82. Identifica um nicho de mercado que ninguém trabalhe e torna-te uma grande referência no mesmo. Vais ter de investir tempo para depois obteres dinheiro. Em marketing é fundamental ser primeiro na mente do mercado. Seja primeiro numa categoria ou sub-categoria.
83. Usa músicas, elementos visuais e gestos como ancoras nos teus treinos.
84. Aprende as necessidades da população que os ginásios não trabalham: quase toda a população acima dos 35 anos de idade.
85. Reúne à tua volta um conjunto de profissionais especialistas nos quais te possas apoiar: reabilitação/terapias, nutrição, medicina desportiva e psicologia.
86. Procura um estagiário, um adjunto que te possa substituir quando estejas doente. Assim, ele irá usar a mesma linguagem e metodologia. Os alunos vão adorar esse cuidado e detalhe.

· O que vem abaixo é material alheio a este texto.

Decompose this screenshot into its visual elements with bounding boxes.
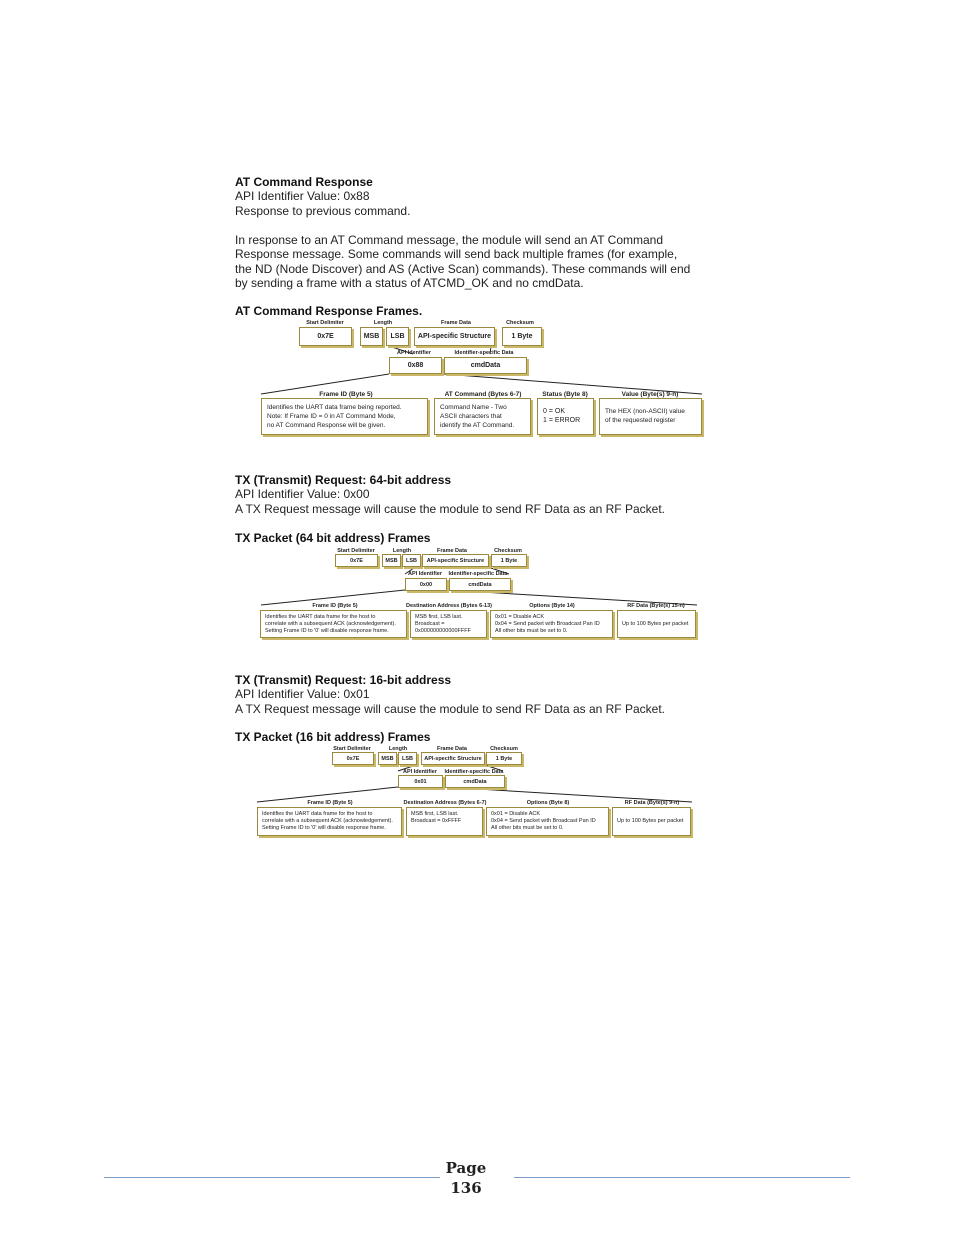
label-value: Value (Byte(s) 9-n)	[621, 391, 679, 398]
desc-frame-id: Identifies the UART data frame being reported. Note: If Frame ID = 0 in AT Command Mode, no AT Command Response will be given.	[261, 398, 428, 435]
label-checksum: Checksum	[490, 746, 518, 752]
label-checksum: Checksum	[506, 320, 534, 326]
label-options: Options (Byte 8)	[526, 800, 570, 806]
label-identifier-specific-data: Identifier-specific Data	[448, 571, 508, 577]
label-identifier-specific-data: Identifier-specific Data	[454, 350, 514, 356]
frames-title: TX Packet (64 bit address) Frames	[235, 531, 431, 545]
desc-options: 0x01 = Disable ACK 0x04 = Send packet with Broadcast Pan ID All other bits must be set to 0.	[486, 807, 609, 836]
box-checksum: 1 Byte	[486, 752, 522, 765]
box-start-delimiter: 0x7E	[299, 327, 352, 346]
paragraph-line-3: the ND (Node Discover) and AS (Active Scan) commands). These commands will end	[235, 262, 691, 276]
box-length-lsb: LSB	[398, 752, 417, 765]
frames-title: AT Command Response Frames.	[235, 304, 423, 318]
box-start-delimiter: 0x7E	[335, 554, 378, 567]
label-options: Options (Byte 14)	[529, 603, 575, 609]
footer-rule-left	[104, 1177, 440, 1178]
api-identifier-value: API Identifier Value: 0x88	[235, 189, 370, 203]
api-identifier-value: API Identifier Value: 0x01	[235, 687, 370, 701]
box-api-identifier: 0x00	[405, 578, 447, 591]
footer-rule-right	[514, 1177, 850, 1178]
label-frame-id: Frame ID (Byte 5)	[307, 800, 353, 806]
label-frame-data: Frame Data	[441, 320, 471, 326]
section-heading-tx-16bit: TX (Transmit) Request: 16-bit address	[235, 673, 452, 687]
paragraph-line-1: In response to an AT Command message, the module will send an AT Command	[235, 233, 664, 247]
desc-frame-id: Identifies the UART data frame for the host to correlate with a subsequent ACK (acknowledgement). Setting Frame ID to '0' will disable response frame.	[257, 807, 402, 836]
label-at-command: AT Command (Bytes 6-7)	[444, 391, 522, 398]
paragraph-line-4: by sending a frame with a status of ATCMD_OK and no cmdData.	[235, 276, 584, 290]
label-destination-address: Destination Address (Bytes 6-13)	[406, 603, 492, 609]
label-start-delimiter: Start Delimiter	[337, 548, 375, 554]
label-frame-data: Frame Data	[437, 548, 467, 554]
box-api-identifier: 0x01	[398, 775, 443, 788]
box-length-msb: MSB	[360, 327, 383, 346]
label-frame-data: Frame Data	[437, 746, 467, 752]
label-rf-data: RF Data (Byte(s) 9-n)	[624, 800, 680, 806]
box-start-delimiter: 0x7E	[332, 752, 374, 765]
desc-rf-data: Up to 100 Bytes per packet	[617, 610, 696, 638]
label-length: Length	[388, 746, 408, 752]
label-length: Length	[373, 320, 393, 326]
frames-title: TX Packet (16 bit address) Frames	[235, 730, 431, 744]
label-frame-id: Frame ID (Byte 5)	[312, 603, 358, 609]
label-start-delimiter: Start Delimiter	[306, 320, 344, 326]
desc-options: 0x01 = Disable ACK 0x04 = Send packet with Broadcast Pan ID All other bits must be set to 0.	[490, 610, 613, 638]
desc-status: 0 = OK 1 = ERROR	[537, 398, 594, 435]
box-api-specific-structure: API-specific Structure	[422, 554, 489, 567]
desc-at-command: Command Name - Two ASCII characters that identify the AT Command.	[434, 398, 531, 435]
label-api-identifier: API Identifier	[397, 350, 431, 356]
section-heading-tx-64bit: TX (Transmit) Request: 64-bit address	[235, 473, 452, 487]
api-identifier-value: API Identifier Value: 0x00	[235, 487, 370, 501]
box-checksum: 1 Byte	[502, 327, 542, 346]
box-checksum: 1 Byte	[491, 554, 527, 567]
box-api-specific-structure: API-specific Structure	[421, 752, 485, 765]
page-number: 136	[450, 1179, 482, 1197]
label-frame-id: Frame ID (Byte 5)	[319, 391, 373, 398]
box-length-lsb: LSB	[402, 554, 421, 567]
label-rf-data: RF Data (Byte(s) 15-n)	[627, 603, 685, 609]
label-api-identifier: API Identifier	[403, 769, 437, 775]
box-length-msb: MSB	[382, 554, 401, 567]
box-api-specific-structure: API-specific Structure	[414, 327, 495, 346]
desc-destination-address: MSB first, LSB last. Broadcast = 0xFFFF	[406, 807, 483, 836]
label-checksum: Checksum	[494, 548, 522, 554]
desc-frame-id: Identifies the UART data frame for the host to correlate with a subsequent ACK (acknowledgement). Setting Frame ID to '0' will disable response frame.	[260, 610, 407, 638]
label-status: Status (Byte 8)	[542, 391, 588, 398]
label-start-delimiter: Start Delimiter	[333, 746, 371, 752]
box-length-lsb: LSB	[386, 327, 409, 346]
label-api-identifier: API Identifier	[408, 571, 442, 577]
box-api-identifier: 0x88	[389, 357, 442, 374]
box-length-msb: MSB	[378, 752, 397, 765]
box-cmddata: cmdData	[444, 357, 527, 374]
section-description: A TX Request message will cause the module to send RF Data as an RF Packet.	[235, 502, 665, 516]
paragraph-line-2: Response message. Some commands will send back multiple frames (for example,	[235, 247, 678, 261]
desc-destination-address: MSB first, LSB last. Broadcast = 0x000000000000FFFF	[410, 610, 487, 638]
box-cmddata: cmdData	[445, 775, 505, 788]
page-word: Page	[445, 1159, 487, 1177]
section-heading-at-command-response: AT Command Response	[235, 175, 373, 189]
section-description: A TX Request message will cause the module to send RF Data as an RF Packet.	[235, 702, 665, 716]
desc-rf-data: Up to 100 Bytes per packet	[612, 807, 691, 836]
desc-value: The HEX (non-ASCII) value of the requested register	[599, 398, 702, 435]
label-destination-address: Destination Address (Bytes 6-7)	[403, 800, 487, 806]
box-cmddata: cmdData	[449, 578, 511, 591]
label-identifier-specific-data: Identifier-specific Data	[444, 769, 504, 775]
label-length: Length	[392, 548, 412, 554]
section-description: Response to previous command.	[235, 204, 411, 218]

E isso vai permitir expandir o negócio quando for caso disso.
87. Cria umas regras e procedimentos do teu negócio de PT antes de avançares para uma relação comercial com alguém.

88. Envia uma sms inspiradora semanal ou diária aos teus clientes.
89. O personal trainer vende atos humanos, por isso identifica os serviços que vais prestar.
90. Cria pacotes comerciais e soluções para diferentes tipos de clientes.
91. Evita processos curtos de treino e relações comerciais de curta duração porque podem ser uma fraca imagem do teu trabalho. Ter 40 ou 50 alunos em treino personalizado num ano, é como o ginasio típico que abre no primeiro ano com 750 sócios e no segundo só tem 150.
92. Aprende os processos do melhor ginasio do mundo: Gainesville Health and Fitness Center.
93. Interessa-te pelas pessoas primeiro. Elas devem estar sempre antes dos processos.
94. Lê o Nuts da Southwest Airlines e aplica os seus princípios.
95. Lê a Fish Philosophy e aplica.
96. Treina em locais diferentes e procura viajar para conheceres outras formas de estar e ver o negócio de PT e do fitness.
97. Cuidado com a poderosa indústria do fitness. Estão sempre a tentar vender-te qualquer coisa. Desconfia.
98. Estuda a história e evolução dos ginásios e do fitness porque há coisas que são cíclicas, há muitas situações que estão a ocorrer agora e também se verificaram no passado. Há equipamentos que são revitalizados, há exercícios que sempre foram eficazes…
99. Investiga a indústria dos suplementos e drogas ligada ao fitness.
100. Vê o filme Food Inc.
Agora a bola está nos teus pés. Vais rematar?